Third; plucking a villager from the safety of her rural neighbourhood and introducing her to a scary life of a bustling metropolis robs her of life as she knows it. The town is a completely distinct universe from the pristine proto-jungle environment. The best analogy is the human-domestic animal interaction. The animals receive a considerable protection from their human masters, but they virtually serve our whims, and have generally lost their evolutionary freedom to us as a prize. The same can be said of unions involving one “civilized” partner and an illiterate other. The more civilized hold the advantage. Females who are coerced into such marriages are reminiscent of caged animals.
In our case, the poor lady has been thrusted in a heavily one-sided relationship, which is sharply skewed in her husband’s favour. In reality, Kok Alat is more of Nyalong’s master than a husband! The case, however, is not an isolated event. South Sudanese “Lost Boys”, themselves, have been implicated in the exploitation of the villagers since the early 2000s. Recently – in a post that is still active on Facebook, one certain South Sudanese American (name withheld) proudly confessed of having made a “shopping call” to Kenya around 3 years ago. The item? A wife for one of their cousin.
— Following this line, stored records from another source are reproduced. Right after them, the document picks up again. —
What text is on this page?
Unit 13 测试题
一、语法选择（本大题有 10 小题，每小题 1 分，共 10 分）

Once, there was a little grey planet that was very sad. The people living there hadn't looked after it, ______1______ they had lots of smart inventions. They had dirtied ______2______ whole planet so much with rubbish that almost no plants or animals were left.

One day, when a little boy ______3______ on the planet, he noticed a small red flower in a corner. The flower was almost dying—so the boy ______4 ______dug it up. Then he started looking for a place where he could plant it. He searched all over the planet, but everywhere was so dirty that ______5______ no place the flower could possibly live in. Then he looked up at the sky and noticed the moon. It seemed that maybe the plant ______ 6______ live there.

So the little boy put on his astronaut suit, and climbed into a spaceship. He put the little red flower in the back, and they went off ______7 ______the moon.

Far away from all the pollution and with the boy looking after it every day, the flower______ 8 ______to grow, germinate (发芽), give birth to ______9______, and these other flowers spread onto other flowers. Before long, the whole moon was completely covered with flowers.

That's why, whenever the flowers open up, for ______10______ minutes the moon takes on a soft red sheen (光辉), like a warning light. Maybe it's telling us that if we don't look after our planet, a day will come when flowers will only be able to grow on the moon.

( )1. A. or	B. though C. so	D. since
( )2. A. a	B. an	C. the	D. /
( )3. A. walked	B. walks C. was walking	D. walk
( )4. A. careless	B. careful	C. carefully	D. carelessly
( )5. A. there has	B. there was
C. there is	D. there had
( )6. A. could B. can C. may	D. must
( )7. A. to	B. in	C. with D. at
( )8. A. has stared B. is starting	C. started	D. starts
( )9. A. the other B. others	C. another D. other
In conclusion, labouring in the hope of making a sterile point that a traditional marriage ceremony is auction is childish, irresponsible, dumb and morally wrong. As far as the Dinka community is concerned, Ke’eny remains the highest form of marital honour/way any local girl or parent can hope to tie the knot. Such marriages are some of the most durable throughout the planet.
It is no auction by the slightest shred of the imagination, to say the least. In the United States, marriages end almost as soon as they start. Dr. Phil McGraw in his 2002 book estimated the average lifespan of most American marriages to be hardly 12 months. Disparaging ke’eny is tantamount to encouraging moral decay.